Summary
SPMs are bioactive lipid metabolites derived from polyunsaturated fatty acids. They include four families: lipoxins (from arachidonic acid), E-series resolvins (from EPA), D-series resolvins (from DHA), protectins (from DHA), and maresins (from DHA via macrophage routes).
The lipid pathways
Lipoxins (LXA4, LXB4) — derived from AA via sequential LOX action. First-described SPMs (1984).
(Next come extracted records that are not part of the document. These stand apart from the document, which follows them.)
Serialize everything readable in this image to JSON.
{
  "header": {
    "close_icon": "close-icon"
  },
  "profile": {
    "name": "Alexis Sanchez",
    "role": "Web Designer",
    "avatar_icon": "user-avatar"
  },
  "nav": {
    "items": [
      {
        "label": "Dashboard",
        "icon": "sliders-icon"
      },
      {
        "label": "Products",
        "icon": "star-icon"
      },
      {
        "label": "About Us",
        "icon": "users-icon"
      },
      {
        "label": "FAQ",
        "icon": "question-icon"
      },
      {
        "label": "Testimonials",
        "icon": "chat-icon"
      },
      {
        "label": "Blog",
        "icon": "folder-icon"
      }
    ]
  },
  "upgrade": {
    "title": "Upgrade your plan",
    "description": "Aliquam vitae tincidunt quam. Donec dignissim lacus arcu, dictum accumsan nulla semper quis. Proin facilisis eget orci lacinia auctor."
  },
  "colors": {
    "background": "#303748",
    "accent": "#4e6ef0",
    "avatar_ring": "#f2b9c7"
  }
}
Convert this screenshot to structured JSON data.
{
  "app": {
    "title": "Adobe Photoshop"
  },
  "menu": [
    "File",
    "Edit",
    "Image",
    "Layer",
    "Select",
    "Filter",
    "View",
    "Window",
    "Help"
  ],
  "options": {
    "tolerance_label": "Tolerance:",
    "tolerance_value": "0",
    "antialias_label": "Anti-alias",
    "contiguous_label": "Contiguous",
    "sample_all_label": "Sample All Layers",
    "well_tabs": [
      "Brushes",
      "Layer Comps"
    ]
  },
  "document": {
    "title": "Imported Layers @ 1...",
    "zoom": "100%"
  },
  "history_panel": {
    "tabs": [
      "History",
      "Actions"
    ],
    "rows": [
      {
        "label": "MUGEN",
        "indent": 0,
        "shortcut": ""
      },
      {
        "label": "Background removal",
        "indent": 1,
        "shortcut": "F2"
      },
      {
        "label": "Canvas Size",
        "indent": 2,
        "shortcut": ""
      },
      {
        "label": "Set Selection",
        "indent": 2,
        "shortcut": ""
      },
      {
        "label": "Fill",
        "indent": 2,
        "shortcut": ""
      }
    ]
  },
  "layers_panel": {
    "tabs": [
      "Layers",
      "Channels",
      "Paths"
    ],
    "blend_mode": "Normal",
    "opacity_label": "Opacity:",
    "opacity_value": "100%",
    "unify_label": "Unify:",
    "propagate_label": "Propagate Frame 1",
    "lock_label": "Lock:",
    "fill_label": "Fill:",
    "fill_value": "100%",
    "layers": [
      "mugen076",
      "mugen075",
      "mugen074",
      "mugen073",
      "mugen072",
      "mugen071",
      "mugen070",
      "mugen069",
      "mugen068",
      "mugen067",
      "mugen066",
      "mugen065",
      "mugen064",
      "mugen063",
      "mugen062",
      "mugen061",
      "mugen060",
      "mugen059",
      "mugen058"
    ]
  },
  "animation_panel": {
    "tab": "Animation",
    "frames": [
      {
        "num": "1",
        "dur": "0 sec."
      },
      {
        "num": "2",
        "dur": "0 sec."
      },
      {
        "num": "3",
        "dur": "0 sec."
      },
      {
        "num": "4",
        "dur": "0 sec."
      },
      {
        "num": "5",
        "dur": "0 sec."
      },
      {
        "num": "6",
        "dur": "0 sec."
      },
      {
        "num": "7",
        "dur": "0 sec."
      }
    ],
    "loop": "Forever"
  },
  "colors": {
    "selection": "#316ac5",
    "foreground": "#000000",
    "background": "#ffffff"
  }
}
Stop neutrophil chemotaxis, stimulate monocyte recruitment for clearance.
E-series resolvins (RvE1, RvE2, RvE3) — from EPA. Most studied: RvE1 binds the ChemR23 receptor on neutrophils to halt chemotaxis.
D-series resolvins (RvD1–RvD6) — from DHA. RvD1 and RvD2 have received the most clinical interest.
Protectins (PD1/NPD1, PDX) — from DHA. Strong neuroprotective effects; PD1 reduces glutamate excitotoxicity.
Maresins (MaR1, MaR2) — from DHA via macrophages. Promote tissue regeneration, distinct from other SPMs in driving M2 macrophage polarization.
Clinical translation
Several SPMs are in early-phase human trials (notably RvE1 for ocular inflammation). Most clinical interest currently focuses on raising endogenous SPM production via omega-3 substrate rather than direct administration.
Open questions
Which SPMs are produced in which tissues at which time-points? Are some SPMs functionally interchangeable or do specific deficits cause specific phenotypes? Why are SPM doses needed for clinical effect so much smaller than typical drug doses?